Finanças públicas continuam cheias de arremedos e truques para fazer parecer o que não são, mas o mercado parece ter se dado conta
Esforço retórico do governo na tentativa de convencimento do mercado financeiro sobre as contas públicas não dirimiu a desconfiança dos agentes econômicos. Em coletiva na manhã de segunda-feira, 23, o secretário executivo do Ministério da Fazenda, Dario Durigan, promete entregar “melhor resultado fiscal dos últimos três ciclos de governo“.
Qualquer um letrado nas avançadas contas de subtração do 4º ano do Ensino Fundamental, no entanto, entendeu a matemágica. É óbvio que as contas vão fechar, basta que o governo excetue gastos, como os 40 bilhões de reais para atendimento das operações contras as queimadas e socorro ao Rio Grande do Sul. Ou aumente as receitas extraordinárias, como dividendos de estatais e (por que não?) confisco de 8,5 bilhões de reais “esquecidos” nas contas de mais de 50 milhões de brasileiros.

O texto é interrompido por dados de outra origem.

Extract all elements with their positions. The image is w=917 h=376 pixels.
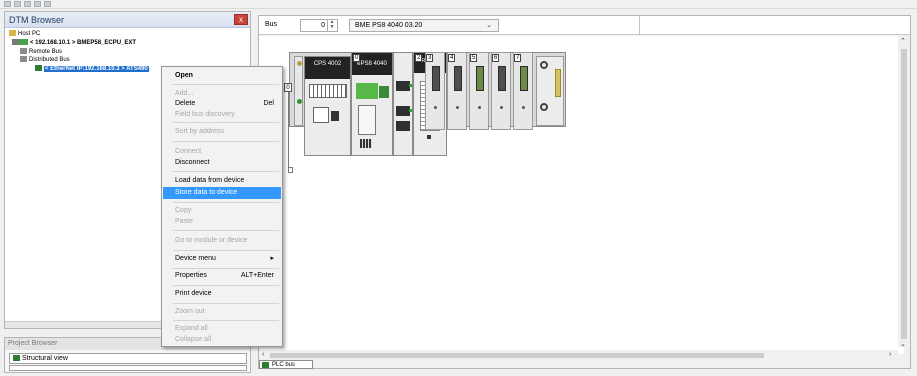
structural-view-item[interactable]: Structural view — [9, 353, 247, 364]
tree-item-distributed-bus[interactable]: Distributed Bus — [20, 56, 70, 64]
top-toolbar — [0, 0, 917, 9]
menu-item-zoom-out[interactable]: Zoom out — [163, 306, 281, 318]
scroll-right-icon[interactable]: › — [889, 351, 891, 358]
module-slot-7[interactable]: 7 — [513, 52, 533, 130]
module-slot-6[interactable]: 6 — [491, 52, 511, 130]
cpu-led — [379, 86, 389, 98]
plc-bus-icon — [262, 362, 269, 368]
menu-item-disconnect[interactable]: Disconnect — [163, 157, 281, 169]
vertical-scrollbar-thumb[interactable] — [901, 49, 907, 339]
cpu-icon — [12, 39, 28, 46]
rack-slot-left-label: 0 — [284, 83, 292, 92]
slot-number: 5 — [470, 54, 478, 62]
module-slot-5[interactable]: 5 — [469, 52, 489, 130]
ethernet-port-icon — [396, 81, 410, 91]
module-ethernet-ports[interactable] — [393, 52, 413, 156]
project-browser-field[interactable] — [9, 365, 247, 371]
scroll-up-icon[interactable]: ⌃ — [900, 37, 906, 45]
rack-end-cap — [294, 56, 303, 126]
cpu-display — [356, 83, 378, 99]
menu-item-go-to-module[interactable]: Go to module or device — [163, 235, 281, 247]
computer-icon — [9, 30, 16, 37]
bus-icon — [20, 56, 27, 63]
scroll-down-icon[interactable]: ⌄ — [900, 340, 906, 348]
menu-item-device-menu[interactable]: Device menu ▸ — [163, 253, 281, 265]
rack-end-cap-right — [536, 56, 564, 126]
power-terminal — [313, 107, 329, 123]
menu-separator — [173, 250, 279, 251]
bus-icon — [20, 48, 27, 55]
dtm-browser-titlebar: DTM Browser x — [5, 12, 250, 28]
menu-separator — [173, 230, 279, 231]
menu-item-sort-by-address[interactable]: Sort by address — [163, 126, 281, 138]
menu-item-paste[interactable]: Paste — [163, 216, 281, 228]
rack-canvas[interactable]: 0 CPS 4002 ePS8 4040 0 NRA 2 3 4 5 6 7 — [259, 36, 904, 354]
bus-header-right — [639, 16, 910, 35]
module-label: CPS 4002 — [305, 57, 350, 79]
ethernet-port-icon — [396, 121, 410, 131]
bus-editor-panel: Bus 0 ▲ ▼ BME PS8 4040 03.20 ⌄ 0 CPS 4002 — [258, 15, 911, 369]
chevron-down-icon: ⌄ — [486, 22, 492, 29]
module-cps-4002[interactable]: CPS 4002 — [304, 56, 351, 156]
menu-item-properties[interactable]: Properties ALT+Enter — [163, 270, 281, 282]
menu-separator — [173, 268, 279, 269]
tree-item-host-pc[interactable]: Host PC — [9, 30, 40, 38]
context-menu: Open Add... Delete Del Field bus discover… — [161, 66, 283, 347]
rack-connector-line — [288, 92, 289, 168]
menu-item-print-device[interactable]: Print device — [163, 288, 281, 300]
slot-number: 2 — [415, 54, 423, 62]
horizontal-scrollbar-thumb[interactable] — [270, 353, 764, 358]
ethernet-port-icon — [360, 139, 372, 148]
menu-item-store-data[interactable]: Store data to device — [163, 187, 281, 199]
structural-view-icon — [13, 355, 20, 362]
module-slot-3[interactable]: 3 — [425, 52, 445, 130]
menu-separator — [173, 303, 279, 304]
toolbar-icon[interactable] — [14, 1, 21, 7]
stepper-arrows-icon[interactable]: ▲ ▼ — [327, 20, 336, 31]
menu-item-load-data[interactable]: Load data from device — [163, 175, 281, 187]
tab-plc-bus[interactable]: PLC bus — [259, 360, 313, 369]
toolbar-icon[interactable] — [4, 1, 11, 7]
tree-item-cpu[interactable]: < 192.168.10.1 > BMEP58_ECPU_EXT — [12, 39, 136, 47]
rack-connector-end — [288, 167, 293, 173]
menu-separator — [173, 122, 279, 123]
slot-number: 7 — [514, 54, 522, 62]
slot-number: 3 — [426, 54, 434, 62]
bus-header: Bus 0 ▲ ▼ BME PS8 4040 03.20 ⌄ — [259, 16, 910, 35]
slot-number: 0 — [353, 54, 361, 62]
scroll-left-icon[interactable]: ‹ — [262, 351, 264, 358]
menu-separator — [173, 84, 279, 85]
menu-separator — [173, 141, 279, 142]
terminal-block — [309, 84, 347, 98]
module-slot-4[interactable]: 4 — [447, 52, 467, 130]
toolbar-icon[interactable] — [24, 1, 31, 7]
slot-number: 4 — [448, 54, 456, 62]
module-eps8-4040[interactable]: ePS8 4040 0 — [351, 52, 393, 156]
tree-item-ats490[interactable]: < EtherNet IP:192.168.10.3 > ATS490 — [35, 65, 149, 73]
slot-number: 6 — [492, 54, 500, 62]
menu-item-collapse-all[interactable]: Collapse all — [163, 334, 281, 346]
device-icon — [35, 65, 42, 72]
dtm-browser-title: DTM Browser — [9, 15, 65, 25]
close-icon[interactable]: x — [234, 14, 248, 25]
ethernet-port-icon — [396, 106, 410, 116]
card-slot — [358, 105, 376, 135]
menu-item-field-bus-discovery[interactable]: Field bus discovery — [163, 109, 281, 121]
power-switch — [331, 111, 339, 121]
menu-separator — [173, 171, 279, 172]
tree-item-remote-bus[interactable]: Remote Bus — [20, 48, 62, 56]
rack-select[interactable]: BME PS8 4040 03.20 ⌄ — [349, 19, 499, 32]
submenu-arrow-icon: ▸ — [270, 255, 274, 262]
menu-separator — [173, 285, 279, 286]
toolbar-icon[interactable] — [34, 1, 41, 7]
menu-separator — [173, 320, 279, 321]
menu-item-open[interactable]: Open — [163, 70, 281, 82]
menu-separator — [173, 202, 279, 203]
toolbar-icon[interactable] — [44, 1, 51, 7]
bus-label: Bus — [265, 21, 278, 28]
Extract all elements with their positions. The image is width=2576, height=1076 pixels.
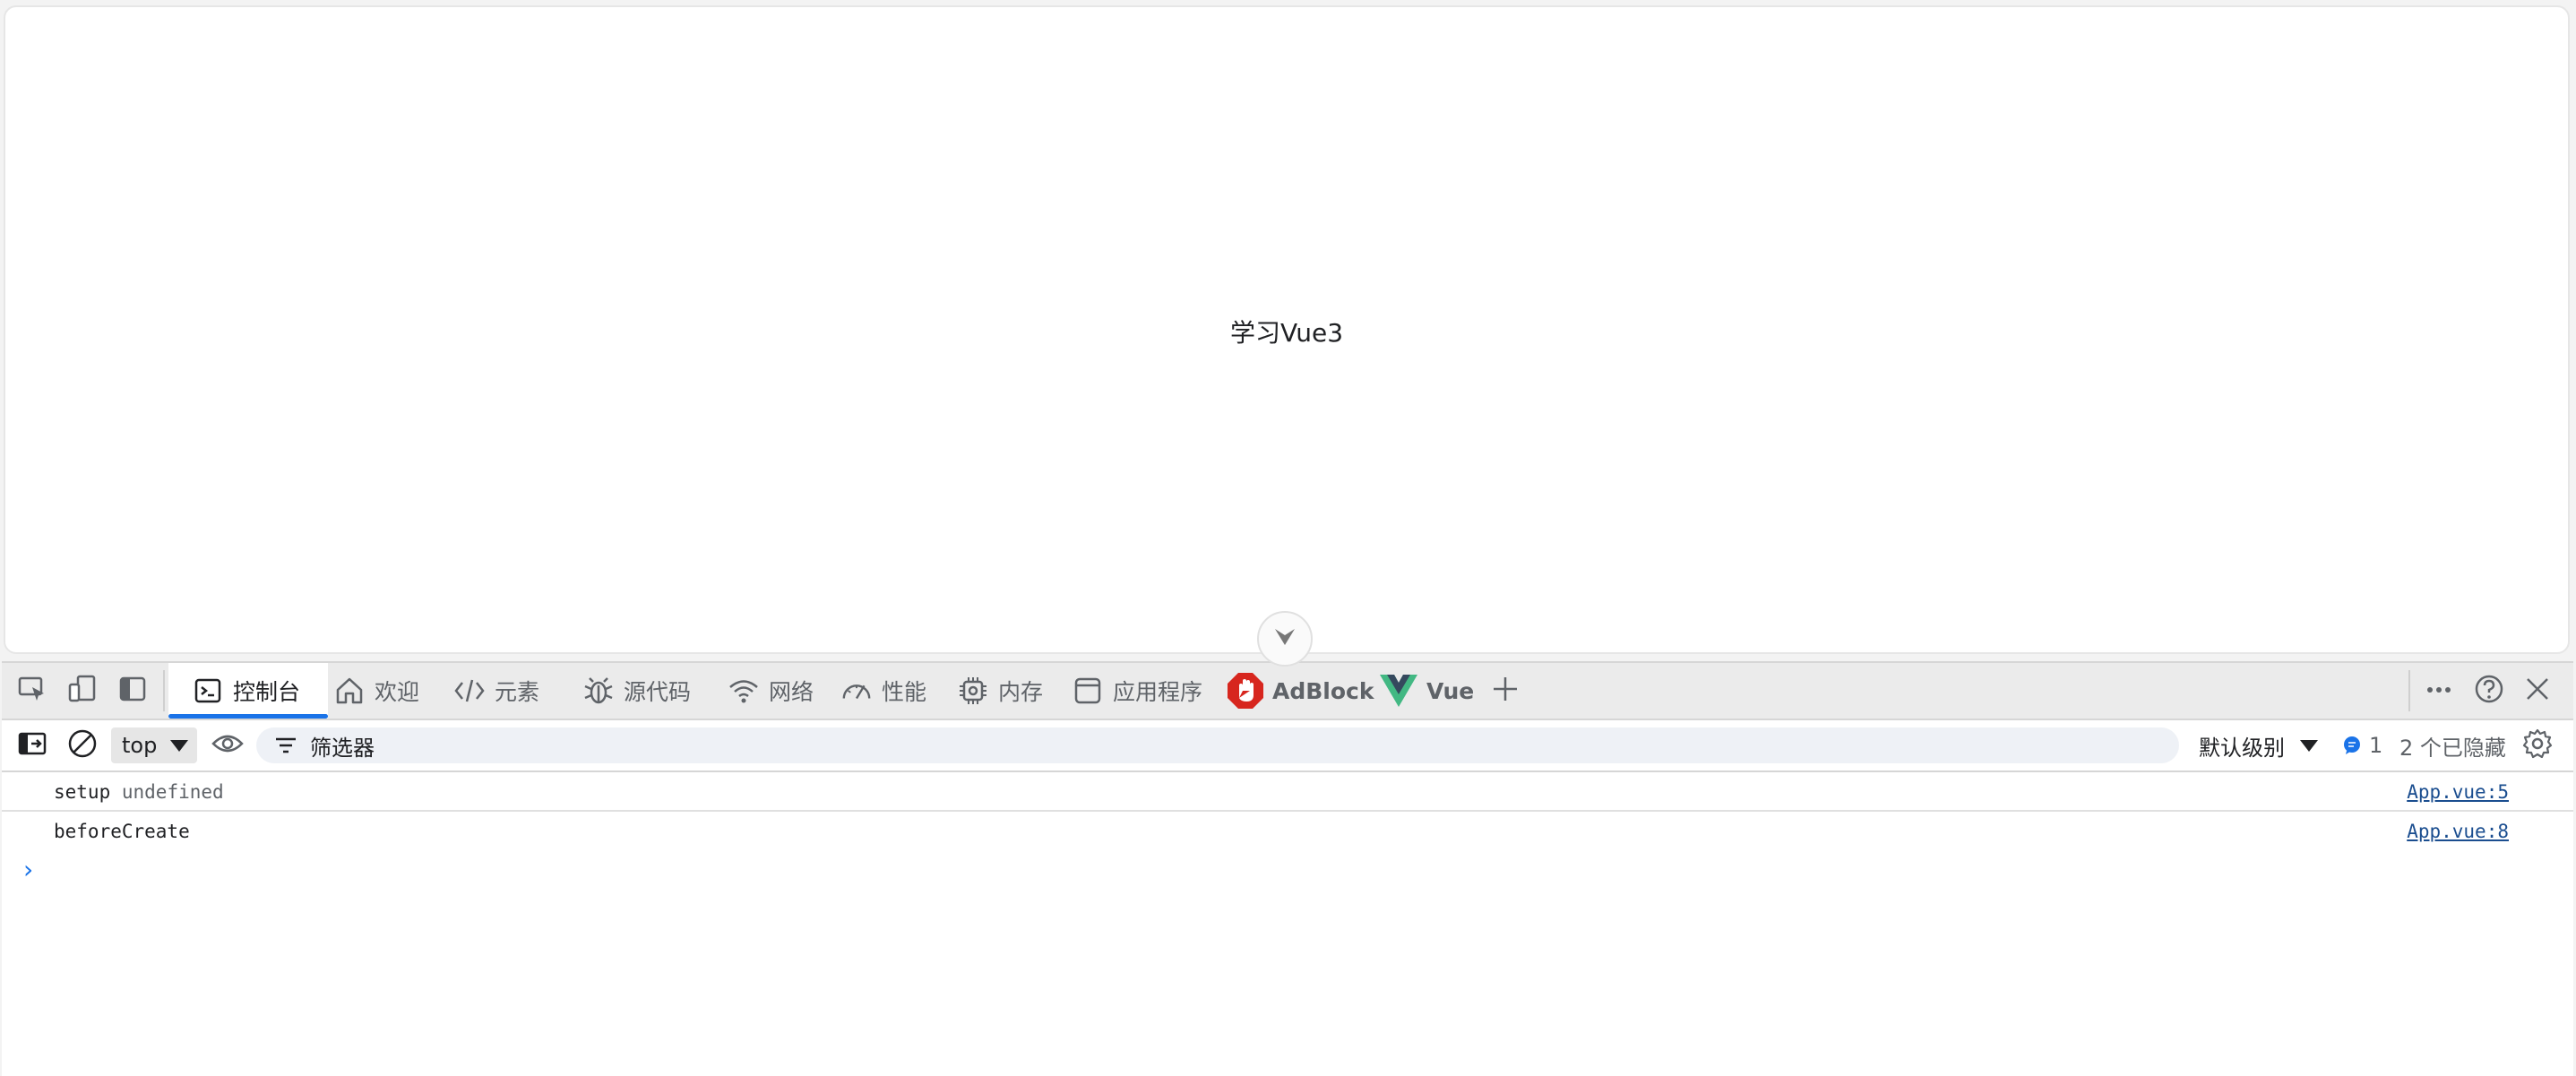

Ao fim e ao cabo, o relatório bimestral de receitas e despesas apresentado na sexta-feira, 21, à noite foi uma repetição dos truques do ano, com novas peças, mas resultados parecidos: receitas superestimadas e despesas subestimadas. Além disso, o compromisso do governo com o limite inferior da meta fiscal é outro balde de água fria naqueles que chegaram a acreditar no compromisso de Lula com o equilíbrio das contas públicas.
A meta fiscal para 2024 é de déficit primário zero, isto é, quando se subtraem as despesas das receitas (descontados os juros ganhos ou pagos) o resultado é zero. No entanto, o arcabouço fiscal criado pelo governo no início de 2023 prevê uma banda de tolerância de 0,25% do PIB (Produto Interno Bruto) para cima ou para baixo, o que significa 28,8 bilhões de reais.
A esta altura do campeonato está claro que o objetivo do governo é terminar o ano em 28,8 bilhões de saldo negativo – e com, diga-se, um pouco de contabilidade criativa.
O problema disso, porém, é que os efeitos de longo prazo costumam ser bastante adversos. Enquanto o Estado impulsiona os gastos com uma política fiscal expansionista, as expectativas de que esses recurso pressionarão a inflação aumentam e impulsionam um cenário em que juros mais altos serão necessário para frear o ímpeto consumidor no futuro.
Não à toa, os juros futuros subiram até 10 pontos base na segunda-feira, 23. O dólar também subiu para 5,54 reais (+0,49%). Dois indicativos claros da perda de credibilidade da equipe de Lula junto ao agentes econômicos. O mais grave é que é com base nos juros futuros que as empresas negociam as taxas para acesso ao crédito, o que, de imediato pode ser sentido.
O Ibovespa, principal índice acionário brasileiro, encerrou o dia em queda de 0,38%, aos 130,6 mil pontos em reflexo ao mau humor local. Nas principais bolsas asiáticas, europeias e americanas o dia foi de ganhos.
O cenário está cada vez mais claro: o governo precisa ajustar as contas com medidas concretas e compromisso sincero. A retórica deve dar lugar a ações práticas e observância das práticas contábeis. Meta cumprida com truques e contabilidade criativa é uma estratégia conhecida e repetida.